3. The attempt at a solution
I believe I should calculate the distance over the first 7.3 seconds, which would be 1/2*3.7*(7.3^2) = 98.6 m.. ok when it coasts for 1.6s, I think we must assume there is no friction? so the velocity from there is Vf^2 = 0 + 2*3.7*98.6, Vf = 27m/s, traveling at that speed for 1.6s would travel 43.216 meters.. now I'm not sure how to find the distance traveled in the last part, but I know it took the car 27/3.3 = 8.1 seconds to decelerate from 27 m/s to 0 m/s .. how do I find that last distance? I tried the first equation which gave me 110.5 meters.. is that correct? and the total distance from the two stop signs would be 252 m? (I don't want to put a wrong answer because it gets penalty)
Thanks

2. Jan 27, 2014

collinsmark

Hello Abdul.119,

Welcome to Physics Forums!

So far so good.

I think that is a valid assumption. The problem didn't mentioned anything about friction, so I would just ignore friction.

[STRIKE]You'll have to rethink that.

During that stretch, the car is coasting (with no friction). That means the final velocity (for this stretch) is equal to the initial velocity (again though, just for this stretch). What does that tell you about the car's acceleration (for this stretch)?[/STRIKE]

Edit: Oh, I see what you did. You're calculating the final velocity after the first stretch (which is also the final velocity after the second stretch). I would have used the v = at formula, which gives you the same answer. But your approach also works.

Think about the conditions in the final stretch. The car is slowing down instead of speeding up, but it does have a nonzero, uniform acceleration. The car's initial velocity in the final stretch is not zero.

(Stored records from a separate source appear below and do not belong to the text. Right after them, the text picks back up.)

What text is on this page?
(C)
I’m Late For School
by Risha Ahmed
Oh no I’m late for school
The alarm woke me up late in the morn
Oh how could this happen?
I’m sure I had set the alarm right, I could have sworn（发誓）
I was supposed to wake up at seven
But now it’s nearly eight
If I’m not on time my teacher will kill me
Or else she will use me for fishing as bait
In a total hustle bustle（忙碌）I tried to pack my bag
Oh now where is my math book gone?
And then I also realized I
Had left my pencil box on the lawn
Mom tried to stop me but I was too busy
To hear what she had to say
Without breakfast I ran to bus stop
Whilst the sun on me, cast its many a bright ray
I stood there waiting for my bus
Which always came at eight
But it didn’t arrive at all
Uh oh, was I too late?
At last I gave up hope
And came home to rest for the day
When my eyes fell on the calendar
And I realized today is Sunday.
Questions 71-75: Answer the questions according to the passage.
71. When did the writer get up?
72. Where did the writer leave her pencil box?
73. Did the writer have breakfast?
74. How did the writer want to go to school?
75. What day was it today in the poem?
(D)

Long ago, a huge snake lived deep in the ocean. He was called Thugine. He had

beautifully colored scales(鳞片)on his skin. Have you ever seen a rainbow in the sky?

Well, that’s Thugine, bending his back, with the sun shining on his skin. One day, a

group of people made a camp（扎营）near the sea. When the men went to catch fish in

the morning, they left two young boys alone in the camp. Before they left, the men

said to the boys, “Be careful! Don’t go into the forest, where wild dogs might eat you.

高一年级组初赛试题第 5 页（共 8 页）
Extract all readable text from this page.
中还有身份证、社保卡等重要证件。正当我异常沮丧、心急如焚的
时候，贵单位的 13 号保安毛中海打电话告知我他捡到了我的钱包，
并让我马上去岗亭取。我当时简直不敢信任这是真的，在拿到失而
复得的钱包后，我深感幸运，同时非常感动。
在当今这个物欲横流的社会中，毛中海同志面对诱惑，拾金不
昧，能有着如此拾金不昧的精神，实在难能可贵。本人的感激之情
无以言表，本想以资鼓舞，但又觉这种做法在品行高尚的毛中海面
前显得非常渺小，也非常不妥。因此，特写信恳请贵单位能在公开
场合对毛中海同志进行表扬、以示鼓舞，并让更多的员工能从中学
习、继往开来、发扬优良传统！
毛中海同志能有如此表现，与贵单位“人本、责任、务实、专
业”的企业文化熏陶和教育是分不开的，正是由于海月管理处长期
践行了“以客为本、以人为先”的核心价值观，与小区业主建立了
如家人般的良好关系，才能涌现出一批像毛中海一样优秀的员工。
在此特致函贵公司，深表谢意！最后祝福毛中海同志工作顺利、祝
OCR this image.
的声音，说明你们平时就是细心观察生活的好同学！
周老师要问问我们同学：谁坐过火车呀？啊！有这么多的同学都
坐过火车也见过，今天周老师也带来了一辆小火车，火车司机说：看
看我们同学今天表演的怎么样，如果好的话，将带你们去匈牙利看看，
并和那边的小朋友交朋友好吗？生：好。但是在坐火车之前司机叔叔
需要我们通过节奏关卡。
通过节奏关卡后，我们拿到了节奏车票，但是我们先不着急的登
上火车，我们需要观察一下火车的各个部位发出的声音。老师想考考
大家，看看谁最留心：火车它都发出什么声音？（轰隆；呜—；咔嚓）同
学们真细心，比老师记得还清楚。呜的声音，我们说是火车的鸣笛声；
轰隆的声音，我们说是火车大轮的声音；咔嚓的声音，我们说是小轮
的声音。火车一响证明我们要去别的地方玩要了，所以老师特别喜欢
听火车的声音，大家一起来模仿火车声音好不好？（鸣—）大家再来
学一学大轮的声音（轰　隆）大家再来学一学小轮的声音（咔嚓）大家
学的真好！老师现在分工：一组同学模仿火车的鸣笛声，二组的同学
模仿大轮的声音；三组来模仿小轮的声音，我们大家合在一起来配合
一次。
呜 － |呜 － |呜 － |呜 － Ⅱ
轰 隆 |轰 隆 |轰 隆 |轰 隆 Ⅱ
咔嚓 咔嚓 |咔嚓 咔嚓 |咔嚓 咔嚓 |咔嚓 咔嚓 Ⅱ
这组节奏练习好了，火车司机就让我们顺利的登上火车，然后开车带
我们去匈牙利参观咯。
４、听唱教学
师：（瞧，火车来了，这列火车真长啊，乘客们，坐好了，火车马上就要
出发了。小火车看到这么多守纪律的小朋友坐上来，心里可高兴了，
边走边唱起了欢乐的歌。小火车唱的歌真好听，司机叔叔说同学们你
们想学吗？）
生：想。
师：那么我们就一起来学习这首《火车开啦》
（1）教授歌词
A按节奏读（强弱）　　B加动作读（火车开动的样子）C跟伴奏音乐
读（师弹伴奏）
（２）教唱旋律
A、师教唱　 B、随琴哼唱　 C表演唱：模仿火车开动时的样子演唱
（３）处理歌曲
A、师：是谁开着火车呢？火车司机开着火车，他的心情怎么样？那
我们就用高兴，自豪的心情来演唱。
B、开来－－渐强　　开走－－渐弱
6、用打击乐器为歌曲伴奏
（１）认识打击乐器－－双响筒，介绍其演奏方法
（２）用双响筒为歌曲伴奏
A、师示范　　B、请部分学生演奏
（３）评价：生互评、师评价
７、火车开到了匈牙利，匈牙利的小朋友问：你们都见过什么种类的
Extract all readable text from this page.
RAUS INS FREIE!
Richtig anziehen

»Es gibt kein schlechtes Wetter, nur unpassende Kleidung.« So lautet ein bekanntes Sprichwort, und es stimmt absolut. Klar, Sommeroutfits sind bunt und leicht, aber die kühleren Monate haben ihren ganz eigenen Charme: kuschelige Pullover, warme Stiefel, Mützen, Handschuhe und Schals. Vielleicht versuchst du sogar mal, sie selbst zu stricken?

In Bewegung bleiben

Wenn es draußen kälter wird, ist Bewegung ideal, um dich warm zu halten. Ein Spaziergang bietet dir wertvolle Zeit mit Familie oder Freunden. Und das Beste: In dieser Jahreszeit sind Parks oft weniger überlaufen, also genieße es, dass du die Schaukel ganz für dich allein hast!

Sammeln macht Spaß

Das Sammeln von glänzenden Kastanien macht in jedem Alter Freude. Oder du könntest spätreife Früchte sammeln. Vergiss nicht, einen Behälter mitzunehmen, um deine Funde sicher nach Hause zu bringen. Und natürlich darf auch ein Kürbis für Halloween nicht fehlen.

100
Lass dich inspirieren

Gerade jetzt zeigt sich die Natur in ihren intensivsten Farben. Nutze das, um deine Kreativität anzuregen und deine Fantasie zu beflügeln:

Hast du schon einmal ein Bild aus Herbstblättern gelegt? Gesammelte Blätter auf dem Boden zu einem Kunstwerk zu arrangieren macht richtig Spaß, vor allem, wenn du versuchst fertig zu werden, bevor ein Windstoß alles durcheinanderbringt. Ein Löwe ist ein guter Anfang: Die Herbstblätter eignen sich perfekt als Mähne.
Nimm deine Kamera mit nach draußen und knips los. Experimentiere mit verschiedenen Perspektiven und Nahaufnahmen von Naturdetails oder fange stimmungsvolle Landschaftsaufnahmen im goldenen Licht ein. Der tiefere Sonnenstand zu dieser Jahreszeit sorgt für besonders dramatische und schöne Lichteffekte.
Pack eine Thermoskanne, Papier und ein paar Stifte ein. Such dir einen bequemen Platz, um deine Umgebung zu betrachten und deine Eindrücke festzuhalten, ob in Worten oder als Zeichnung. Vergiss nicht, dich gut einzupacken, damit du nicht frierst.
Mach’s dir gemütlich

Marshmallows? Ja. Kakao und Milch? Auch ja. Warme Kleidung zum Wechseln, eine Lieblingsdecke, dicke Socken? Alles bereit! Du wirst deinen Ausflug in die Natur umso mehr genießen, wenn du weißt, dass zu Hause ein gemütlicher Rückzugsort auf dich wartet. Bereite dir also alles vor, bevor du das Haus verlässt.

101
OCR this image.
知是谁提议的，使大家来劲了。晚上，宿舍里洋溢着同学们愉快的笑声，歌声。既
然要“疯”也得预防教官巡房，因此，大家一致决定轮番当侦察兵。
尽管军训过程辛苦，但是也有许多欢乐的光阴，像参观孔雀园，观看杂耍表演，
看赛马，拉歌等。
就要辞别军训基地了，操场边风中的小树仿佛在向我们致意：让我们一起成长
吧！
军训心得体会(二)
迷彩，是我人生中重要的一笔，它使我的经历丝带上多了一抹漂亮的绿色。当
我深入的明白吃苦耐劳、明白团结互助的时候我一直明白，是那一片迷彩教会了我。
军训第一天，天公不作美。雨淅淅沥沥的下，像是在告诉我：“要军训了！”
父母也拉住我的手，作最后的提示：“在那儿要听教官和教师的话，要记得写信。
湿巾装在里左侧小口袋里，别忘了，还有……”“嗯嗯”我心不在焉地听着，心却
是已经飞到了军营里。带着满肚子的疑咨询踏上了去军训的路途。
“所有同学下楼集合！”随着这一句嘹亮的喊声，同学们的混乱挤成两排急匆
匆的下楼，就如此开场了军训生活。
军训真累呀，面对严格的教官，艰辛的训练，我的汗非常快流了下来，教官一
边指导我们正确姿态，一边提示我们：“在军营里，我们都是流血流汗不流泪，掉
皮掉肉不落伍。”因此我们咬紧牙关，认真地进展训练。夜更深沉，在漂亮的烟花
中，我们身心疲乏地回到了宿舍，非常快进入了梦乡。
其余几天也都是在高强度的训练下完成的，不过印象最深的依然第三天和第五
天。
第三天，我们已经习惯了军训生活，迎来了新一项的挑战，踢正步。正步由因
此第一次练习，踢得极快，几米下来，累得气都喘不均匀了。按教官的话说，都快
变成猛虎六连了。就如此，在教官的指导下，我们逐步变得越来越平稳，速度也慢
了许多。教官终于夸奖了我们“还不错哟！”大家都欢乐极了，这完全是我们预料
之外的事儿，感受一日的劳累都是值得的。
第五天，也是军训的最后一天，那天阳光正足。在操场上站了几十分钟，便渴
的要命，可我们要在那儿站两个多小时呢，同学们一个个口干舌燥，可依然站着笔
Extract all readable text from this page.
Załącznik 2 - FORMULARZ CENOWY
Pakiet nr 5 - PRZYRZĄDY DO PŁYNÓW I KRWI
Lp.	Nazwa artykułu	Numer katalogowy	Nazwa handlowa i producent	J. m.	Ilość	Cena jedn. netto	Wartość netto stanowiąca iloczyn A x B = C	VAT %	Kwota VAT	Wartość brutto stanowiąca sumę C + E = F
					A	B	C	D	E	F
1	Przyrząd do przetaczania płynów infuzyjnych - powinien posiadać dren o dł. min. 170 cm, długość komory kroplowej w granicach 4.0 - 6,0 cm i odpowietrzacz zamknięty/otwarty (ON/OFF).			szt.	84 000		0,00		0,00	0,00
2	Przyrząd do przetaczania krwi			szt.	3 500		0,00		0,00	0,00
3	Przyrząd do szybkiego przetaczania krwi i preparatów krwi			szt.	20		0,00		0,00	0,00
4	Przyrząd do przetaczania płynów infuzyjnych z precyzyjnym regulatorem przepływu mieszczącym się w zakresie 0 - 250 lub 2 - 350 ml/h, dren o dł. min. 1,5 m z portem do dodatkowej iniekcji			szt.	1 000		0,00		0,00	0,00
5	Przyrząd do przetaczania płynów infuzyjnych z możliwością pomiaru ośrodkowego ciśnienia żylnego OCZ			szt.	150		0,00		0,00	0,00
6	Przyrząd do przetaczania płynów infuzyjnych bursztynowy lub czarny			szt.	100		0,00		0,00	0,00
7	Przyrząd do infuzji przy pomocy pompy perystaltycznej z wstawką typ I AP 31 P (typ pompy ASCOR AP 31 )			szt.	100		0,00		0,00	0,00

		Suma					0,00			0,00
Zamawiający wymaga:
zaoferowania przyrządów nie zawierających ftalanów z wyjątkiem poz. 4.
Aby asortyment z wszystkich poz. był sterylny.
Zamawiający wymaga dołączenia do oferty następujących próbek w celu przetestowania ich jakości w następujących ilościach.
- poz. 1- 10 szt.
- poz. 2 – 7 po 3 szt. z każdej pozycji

The car's final velocity is zero. You don't know how long it takes the car on the final stretch, but you don't care either. Can you find a kinematics equation that goes with this?

Edit: Finding the time it takes to complete the final stretch, and then plugging that into the first equation which you used is another way to get the distance of the final stretch. But my point above is that there is a kinematics formula that will allow you to do this all in one step.

Last edited: Jan 27, 2014
3. Jan 27, 2014

Staff: Mentor

Friction is not relevant, only accelerations are interesting here.
That part is still fine. It is a complicated way to calculate the velocity, but it is possible.

Yes it is correct.

I'm not sure how sensitive the system is in terms of rounding errors. In doubt, use more digits in the intermediate steps.

4. Jan 27, 2014

collinsmark

Correct. I've modified my reply above to reflect that. (And I've reminded myself again to finish coffee before posting.)

Abdul.119,
As you've discovered in this case, you'll often find that there is more than one way to solve such physics problems. You can often save yourself some effort though by using a kinematics formula that best matches the situation at hand. In general, examine the problem to find which variables you know, which variables you don't know but would like to, and which variables you don't care about. Then choose the kinematics formula that doesn't contain variables that you don't care about, but allows you to solve for those which you need. (And of course, make sure that formula is applicable to the situation, such as constant velocity, uniform acceleration restrictions, etc.) There's nothing inherently wrong with using different, multiple formulas, and solving for the intermediate variables, but choosing the right formula at the beginning will save you time when taking exams.